College voor de rechten van de mens

Het was juist rustig geworden in hoofddoekenland. Voor het overgrote deel klonk het gesputter tegen de islam en tegen de onvermijdelijke hoofddoekjes ergens in de marge. De rol van Wilders was duidelijk slinkende. De man verkondigt elke keer hetzelfde en dat wordt natuurlijk zelfs voor de grootste fan op den duur te saai. Wat mij betreft was er een soort van evenwicht ontstaan in de hele discussie: Waar kan men wel een hoofddoek dragen en waar niet. Welke beroepen sluiten elke uiting van godsdienst of levensbeschouwing uit, en wat niet. Maar nu gooit het college voor de rechten van de mens roet in het eten. Ze komt tot een verkeerd oordeel over een fout van de politie en verkondigt dat luid en duidelijk. Het zal de rust die met veel moeite tot stand was gebracht, ernstig verstoren en ik vind dat het college ook daar rekening mee had moeten houden. De uitspraak van het hof gaat veel onrust geven.
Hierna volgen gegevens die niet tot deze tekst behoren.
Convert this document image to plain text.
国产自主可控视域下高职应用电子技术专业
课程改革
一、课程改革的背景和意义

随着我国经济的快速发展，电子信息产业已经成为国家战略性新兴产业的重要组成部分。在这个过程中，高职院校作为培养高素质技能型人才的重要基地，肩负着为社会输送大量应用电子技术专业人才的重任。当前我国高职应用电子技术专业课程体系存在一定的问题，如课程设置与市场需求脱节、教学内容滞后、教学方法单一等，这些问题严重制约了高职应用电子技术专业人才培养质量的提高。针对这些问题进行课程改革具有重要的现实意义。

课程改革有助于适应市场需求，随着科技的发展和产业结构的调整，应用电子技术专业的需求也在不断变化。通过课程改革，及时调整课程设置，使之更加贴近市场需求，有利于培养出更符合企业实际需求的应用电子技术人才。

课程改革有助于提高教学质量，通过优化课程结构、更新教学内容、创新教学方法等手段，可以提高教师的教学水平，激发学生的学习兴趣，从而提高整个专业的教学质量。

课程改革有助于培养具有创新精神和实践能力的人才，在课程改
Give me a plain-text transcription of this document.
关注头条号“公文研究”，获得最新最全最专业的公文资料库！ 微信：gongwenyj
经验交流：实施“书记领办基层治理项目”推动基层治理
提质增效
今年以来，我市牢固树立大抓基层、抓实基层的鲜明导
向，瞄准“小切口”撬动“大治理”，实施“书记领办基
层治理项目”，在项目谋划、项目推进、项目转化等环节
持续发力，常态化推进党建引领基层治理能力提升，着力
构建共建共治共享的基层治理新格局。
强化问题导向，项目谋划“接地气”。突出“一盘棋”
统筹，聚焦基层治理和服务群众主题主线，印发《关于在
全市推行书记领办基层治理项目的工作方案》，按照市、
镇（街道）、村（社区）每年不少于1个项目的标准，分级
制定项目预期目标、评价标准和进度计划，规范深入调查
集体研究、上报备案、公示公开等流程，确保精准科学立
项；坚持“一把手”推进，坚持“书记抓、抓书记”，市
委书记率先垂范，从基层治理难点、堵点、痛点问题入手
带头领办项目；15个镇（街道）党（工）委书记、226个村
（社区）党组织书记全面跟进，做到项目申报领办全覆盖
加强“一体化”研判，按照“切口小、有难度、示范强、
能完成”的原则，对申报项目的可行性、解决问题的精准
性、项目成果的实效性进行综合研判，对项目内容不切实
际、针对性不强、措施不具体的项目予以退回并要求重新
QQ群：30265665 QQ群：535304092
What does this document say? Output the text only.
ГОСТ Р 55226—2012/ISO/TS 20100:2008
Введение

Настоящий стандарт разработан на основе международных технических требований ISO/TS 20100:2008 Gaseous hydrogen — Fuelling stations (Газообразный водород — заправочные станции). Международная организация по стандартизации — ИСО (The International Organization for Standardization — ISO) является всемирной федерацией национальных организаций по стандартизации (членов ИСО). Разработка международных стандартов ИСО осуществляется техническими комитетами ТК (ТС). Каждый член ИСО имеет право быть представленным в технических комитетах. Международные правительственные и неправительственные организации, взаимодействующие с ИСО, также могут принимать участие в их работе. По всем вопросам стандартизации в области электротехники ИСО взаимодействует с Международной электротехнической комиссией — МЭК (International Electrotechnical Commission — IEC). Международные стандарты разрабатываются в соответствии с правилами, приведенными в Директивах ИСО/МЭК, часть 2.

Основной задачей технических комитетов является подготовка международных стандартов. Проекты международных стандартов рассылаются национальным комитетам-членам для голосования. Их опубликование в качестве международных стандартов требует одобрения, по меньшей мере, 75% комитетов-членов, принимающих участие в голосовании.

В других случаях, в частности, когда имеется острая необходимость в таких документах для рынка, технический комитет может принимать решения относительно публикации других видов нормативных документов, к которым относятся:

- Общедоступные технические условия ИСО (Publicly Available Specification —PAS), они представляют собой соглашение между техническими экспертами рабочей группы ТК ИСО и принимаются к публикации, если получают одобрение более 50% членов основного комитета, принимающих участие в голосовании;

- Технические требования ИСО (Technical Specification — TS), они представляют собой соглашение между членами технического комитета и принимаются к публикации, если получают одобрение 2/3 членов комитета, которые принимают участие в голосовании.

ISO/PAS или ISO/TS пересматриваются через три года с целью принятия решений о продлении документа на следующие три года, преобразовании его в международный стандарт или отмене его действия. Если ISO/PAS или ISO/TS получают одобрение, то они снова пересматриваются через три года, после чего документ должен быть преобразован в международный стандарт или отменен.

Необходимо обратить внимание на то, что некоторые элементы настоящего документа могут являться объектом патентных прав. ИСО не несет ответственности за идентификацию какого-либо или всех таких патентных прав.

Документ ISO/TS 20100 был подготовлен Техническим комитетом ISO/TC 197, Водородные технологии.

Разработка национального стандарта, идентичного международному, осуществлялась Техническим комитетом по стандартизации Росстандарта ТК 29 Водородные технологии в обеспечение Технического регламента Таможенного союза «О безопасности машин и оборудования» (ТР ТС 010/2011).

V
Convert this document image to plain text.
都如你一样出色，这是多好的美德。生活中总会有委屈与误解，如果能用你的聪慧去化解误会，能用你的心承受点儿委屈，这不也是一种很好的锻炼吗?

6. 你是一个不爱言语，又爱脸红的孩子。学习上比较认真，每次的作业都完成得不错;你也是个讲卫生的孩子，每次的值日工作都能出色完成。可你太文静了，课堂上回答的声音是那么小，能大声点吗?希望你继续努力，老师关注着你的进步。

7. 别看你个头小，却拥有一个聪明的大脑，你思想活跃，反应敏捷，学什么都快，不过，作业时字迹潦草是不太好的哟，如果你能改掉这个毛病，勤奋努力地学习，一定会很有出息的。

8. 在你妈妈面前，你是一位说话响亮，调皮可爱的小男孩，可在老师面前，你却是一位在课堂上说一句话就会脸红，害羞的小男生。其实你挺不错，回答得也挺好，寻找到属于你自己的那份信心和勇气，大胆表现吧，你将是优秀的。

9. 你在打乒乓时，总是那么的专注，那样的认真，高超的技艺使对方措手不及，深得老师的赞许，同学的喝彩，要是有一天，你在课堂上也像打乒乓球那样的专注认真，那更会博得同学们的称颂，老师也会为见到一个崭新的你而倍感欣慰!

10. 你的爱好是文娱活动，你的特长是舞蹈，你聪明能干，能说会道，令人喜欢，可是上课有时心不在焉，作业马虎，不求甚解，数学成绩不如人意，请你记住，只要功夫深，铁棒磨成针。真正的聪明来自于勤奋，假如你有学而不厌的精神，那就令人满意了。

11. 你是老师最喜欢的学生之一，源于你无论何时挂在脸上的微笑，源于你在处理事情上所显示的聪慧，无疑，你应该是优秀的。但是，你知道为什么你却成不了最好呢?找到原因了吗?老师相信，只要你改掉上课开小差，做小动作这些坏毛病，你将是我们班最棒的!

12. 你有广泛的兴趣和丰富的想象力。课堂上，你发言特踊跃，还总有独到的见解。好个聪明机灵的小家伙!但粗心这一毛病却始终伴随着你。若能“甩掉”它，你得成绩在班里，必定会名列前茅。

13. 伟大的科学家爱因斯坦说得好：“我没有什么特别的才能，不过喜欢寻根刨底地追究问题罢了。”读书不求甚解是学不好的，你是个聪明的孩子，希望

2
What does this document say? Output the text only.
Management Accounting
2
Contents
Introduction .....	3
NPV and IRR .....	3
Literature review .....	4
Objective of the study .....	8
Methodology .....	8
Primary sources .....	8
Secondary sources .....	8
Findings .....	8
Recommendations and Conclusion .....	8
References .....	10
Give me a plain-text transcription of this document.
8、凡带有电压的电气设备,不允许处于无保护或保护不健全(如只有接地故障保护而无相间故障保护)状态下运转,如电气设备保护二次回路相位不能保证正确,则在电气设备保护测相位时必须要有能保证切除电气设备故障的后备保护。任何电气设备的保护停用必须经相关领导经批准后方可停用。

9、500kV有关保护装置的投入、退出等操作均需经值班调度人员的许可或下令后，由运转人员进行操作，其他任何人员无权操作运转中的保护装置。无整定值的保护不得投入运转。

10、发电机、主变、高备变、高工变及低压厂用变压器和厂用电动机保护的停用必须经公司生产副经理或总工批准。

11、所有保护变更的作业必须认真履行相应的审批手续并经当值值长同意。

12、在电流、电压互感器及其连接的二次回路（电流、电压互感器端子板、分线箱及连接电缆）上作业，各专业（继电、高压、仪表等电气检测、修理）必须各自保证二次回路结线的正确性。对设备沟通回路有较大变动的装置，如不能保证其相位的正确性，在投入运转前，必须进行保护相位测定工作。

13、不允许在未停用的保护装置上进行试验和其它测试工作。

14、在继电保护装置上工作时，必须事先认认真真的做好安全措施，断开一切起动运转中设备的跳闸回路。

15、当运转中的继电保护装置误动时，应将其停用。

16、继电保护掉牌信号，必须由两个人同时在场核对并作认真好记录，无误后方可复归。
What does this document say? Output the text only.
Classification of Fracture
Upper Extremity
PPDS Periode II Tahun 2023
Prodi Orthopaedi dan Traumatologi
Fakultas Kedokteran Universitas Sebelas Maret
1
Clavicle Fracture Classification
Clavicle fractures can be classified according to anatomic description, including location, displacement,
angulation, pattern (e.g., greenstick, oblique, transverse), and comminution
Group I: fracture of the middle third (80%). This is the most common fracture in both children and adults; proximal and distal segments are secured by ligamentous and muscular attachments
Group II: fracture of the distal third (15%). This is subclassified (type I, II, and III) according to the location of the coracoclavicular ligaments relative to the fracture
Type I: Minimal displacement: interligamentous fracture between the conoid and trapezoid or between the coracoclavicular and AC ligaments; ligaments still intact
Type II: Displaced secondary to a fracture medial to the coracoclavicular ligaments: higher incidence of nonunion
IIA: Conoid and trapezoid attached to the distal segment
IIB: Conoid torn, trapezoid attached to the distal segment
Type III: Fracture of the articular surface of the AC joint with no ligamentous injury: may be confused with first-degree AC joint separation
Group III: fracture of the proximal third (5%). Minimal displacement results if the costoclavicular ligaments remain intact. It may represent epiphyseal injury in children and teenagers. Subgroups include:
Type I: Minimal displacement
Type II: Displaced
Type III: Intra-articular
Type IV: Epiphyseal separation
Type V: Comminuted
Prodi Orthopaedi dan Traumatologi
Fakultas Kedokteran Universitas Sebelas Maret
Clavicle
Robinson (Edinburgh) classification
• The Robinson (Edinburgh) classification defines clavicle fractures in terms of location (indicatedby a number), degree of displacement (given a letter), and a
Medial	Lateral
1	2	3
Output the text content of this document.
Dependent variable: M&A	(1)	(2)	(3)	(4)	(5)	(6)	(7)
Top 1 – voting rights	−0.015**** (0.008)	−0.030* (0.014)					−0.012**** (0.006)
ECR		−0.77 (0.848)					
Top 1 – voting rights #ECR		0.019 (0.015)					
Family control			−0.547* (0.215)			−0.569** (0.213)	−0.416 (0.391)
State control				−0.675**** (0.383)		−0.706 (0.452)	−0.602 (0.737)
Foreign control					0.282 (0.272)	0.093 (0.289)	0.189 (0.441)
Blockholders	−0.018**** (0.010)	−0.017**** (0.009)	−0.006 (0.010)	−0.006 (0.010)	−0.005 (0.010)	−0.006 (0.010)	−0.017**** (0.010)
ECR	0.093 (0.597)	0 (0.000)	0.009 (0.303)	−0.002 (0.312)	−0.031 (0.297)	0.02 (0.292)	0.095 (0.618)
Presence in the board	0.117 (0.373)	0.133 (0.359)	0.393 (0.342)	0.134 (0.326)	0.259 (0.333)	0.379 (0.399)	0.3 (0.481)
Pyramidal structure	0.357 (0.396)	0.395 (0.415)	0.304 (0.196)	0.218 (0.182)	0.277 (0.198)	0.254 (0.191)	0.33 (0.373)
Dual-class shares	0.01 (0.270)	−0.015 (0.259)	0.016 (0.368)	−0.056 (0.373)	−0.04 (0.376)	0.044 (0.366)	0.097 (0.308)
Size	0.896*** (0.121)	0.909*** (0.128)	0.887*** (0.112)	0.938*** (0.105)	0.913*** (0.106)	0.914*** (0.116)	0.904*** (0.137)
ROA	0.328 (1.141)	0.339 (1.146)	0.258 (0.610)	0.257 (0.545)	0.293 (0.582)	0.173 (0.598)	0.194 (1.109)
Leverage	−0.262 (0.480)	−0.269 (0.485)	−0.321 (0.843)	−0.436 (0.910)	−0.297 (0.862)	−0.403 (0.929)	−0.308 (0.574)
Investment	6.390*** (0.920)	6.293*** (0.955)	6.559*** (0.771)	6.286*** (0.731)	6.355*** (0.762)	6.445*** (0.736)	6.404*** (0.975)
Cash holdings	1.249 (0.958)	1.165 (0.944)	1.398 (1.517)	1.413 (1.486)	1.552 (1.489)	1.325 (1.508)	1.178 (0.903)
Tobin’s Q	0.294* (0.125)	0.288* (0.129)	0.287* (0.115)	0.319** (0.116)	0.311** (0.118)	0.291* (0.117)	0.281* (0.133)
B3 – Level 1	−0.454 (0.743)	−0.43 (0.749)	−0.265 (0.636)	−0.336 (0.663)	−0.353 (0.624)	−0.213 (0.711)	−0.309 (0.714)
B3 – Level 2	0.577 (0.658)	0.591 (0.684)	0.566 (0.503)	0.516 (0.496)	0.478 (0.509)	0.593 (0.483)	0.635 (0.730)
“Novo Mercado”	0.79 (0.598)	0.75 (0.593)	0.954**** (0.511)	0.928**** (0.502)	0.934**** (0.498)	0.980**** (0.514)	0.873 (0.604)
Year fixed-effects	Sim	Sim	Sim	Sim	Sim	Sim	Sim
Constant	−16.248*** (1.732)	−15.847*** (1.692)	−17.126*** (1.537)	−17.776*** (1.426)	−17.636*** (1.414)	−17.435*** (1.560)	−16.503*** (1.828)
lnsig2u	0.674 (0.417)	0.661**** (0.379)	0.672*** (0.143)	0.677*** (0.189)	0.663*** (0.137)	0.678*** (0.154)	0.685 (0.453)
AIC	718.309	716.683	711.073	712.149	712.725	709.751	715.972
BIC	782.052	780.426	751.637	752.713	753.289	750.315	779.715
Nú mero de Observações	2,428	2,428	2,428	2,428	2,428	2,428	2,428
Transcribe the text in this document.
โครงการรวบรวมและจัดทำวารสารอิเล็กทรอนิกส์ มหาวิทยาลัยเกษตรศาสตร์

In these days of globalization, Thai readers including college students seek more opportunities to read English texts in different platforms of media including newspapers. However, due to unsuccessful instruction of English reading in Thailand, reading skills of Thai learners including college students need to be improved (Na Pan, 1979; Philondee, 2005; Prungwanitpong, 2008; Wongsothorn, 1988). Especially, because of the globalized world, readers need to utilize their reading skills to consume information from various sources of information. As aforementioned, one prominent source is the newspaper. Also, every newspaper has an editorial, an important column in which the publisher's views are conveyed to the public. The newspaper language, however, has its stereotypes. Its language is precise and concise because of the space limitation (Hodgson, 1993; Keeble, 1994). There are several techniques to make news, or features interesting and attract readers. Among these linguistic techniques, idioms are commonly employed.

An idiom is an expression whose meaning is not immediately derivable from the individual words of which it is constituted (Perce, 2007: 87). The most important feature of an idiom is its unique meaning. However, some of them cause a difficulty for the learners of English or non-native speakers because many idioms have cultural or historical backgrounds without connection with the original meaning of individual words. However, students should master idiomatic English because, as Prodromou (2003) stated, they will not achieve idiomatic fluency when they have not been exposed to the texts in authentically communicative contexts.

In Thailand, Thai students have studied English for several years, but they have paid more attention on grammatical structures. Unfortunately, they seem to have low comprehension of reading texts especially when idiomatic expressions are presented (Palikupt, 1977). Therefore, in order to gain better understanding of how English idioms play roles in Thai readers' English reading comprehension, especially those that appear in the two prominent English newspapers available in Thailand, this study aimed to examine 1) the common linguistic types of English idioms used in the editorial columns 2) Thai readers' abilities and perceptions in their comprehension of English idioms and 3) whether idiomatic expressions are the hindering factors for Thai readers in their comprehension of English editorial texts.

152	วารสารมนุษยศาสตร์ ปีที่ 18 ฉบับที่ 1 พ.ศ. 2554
Het dragen van een hoofddoek is een keuze die een deel van de moslima’s zelf maken. Wat ik heb gehoord is dat de islam als zodanig geen oordeel heeft over het al dan niet dragen van een hoofddoek. Dat er extremen zijn, dat zal wel, maar grosso modo maakt de islam geen onderscheid tussen vrouwen met of zonder een hoofddoek. Er is dus vanuit de godsdienst geen verplichting. Dat betekent dat als je heel graag een beroep uitoefent waar een hoofddoek dragen, om wat voor reden dan ook, niet mag, je als moslima de keuze kan maken om die hoofddoek af te doen. Gelukkig past een hoofddoek in bijna alle beroepen en hoeven moslima’s zelden een keuze te maken. Eigenlijk alleen maar in enkele beroepen waar men om goede redenen een strikt uniform draagt moeten ze wel een keuze maken. Zo’n strikt uniform draagt men in beroepen waar men geweld mag toepassen om de rechtsorde te beschermen. Alleen in die beroepen heeft men gezegd dat uniform niet alleen op een jasje en een petje slaat, maar ‘echt’ uniform is; helemaal hetzelfde. In die beroepen moet op geen enkele manier zichtbaar zijn wie je bent en waar je als persoon voor staat; je staat namelijk voor de rechtstaat. Voor niets dan de rechtstaat. Daarom zijn bij de politie en rechterlijke macht het uniform verplicht en zijn alle uitingen van wereldbeschouwing en godsdienst taboe. Deze stelling heeft rust gebracht en deze stelling moet (voorlopig) gehandhaafd.

De politie van Rotterdam heeft een hoofddoekdragende moslima aangesteld om aangiftes op te nemen. Deels gaan die telefonisch, deels gaan ze via een videoverbinding. Bij die videoverbinding moet het duidelijk zijn dat degene die de aangifte opneemt onderdeel uitmaakt van de politie. Daarom draagt die ambtenaar het uniform. De hoofddoekdragende moslima had daarom nooit via een videoverbinding aangiftes mogen opnemen. Dat deed ze nu wel, maar dan in haar burgerkleren. Fout van de Rotterdamse politie. Omdat het college vindt dat als je A zegt je ook B moet zeggen, oordeelt ze dat het in deze specifieke situatie zo is dat deze vrouw zowel een hoofddoek als een uniform mag dragen. Dat is een fout van het college omdat ze het dragen van een uniform nooit hadden mogen koppelen aan een specifieke situatie of persoon maar aan de politie als zodanig.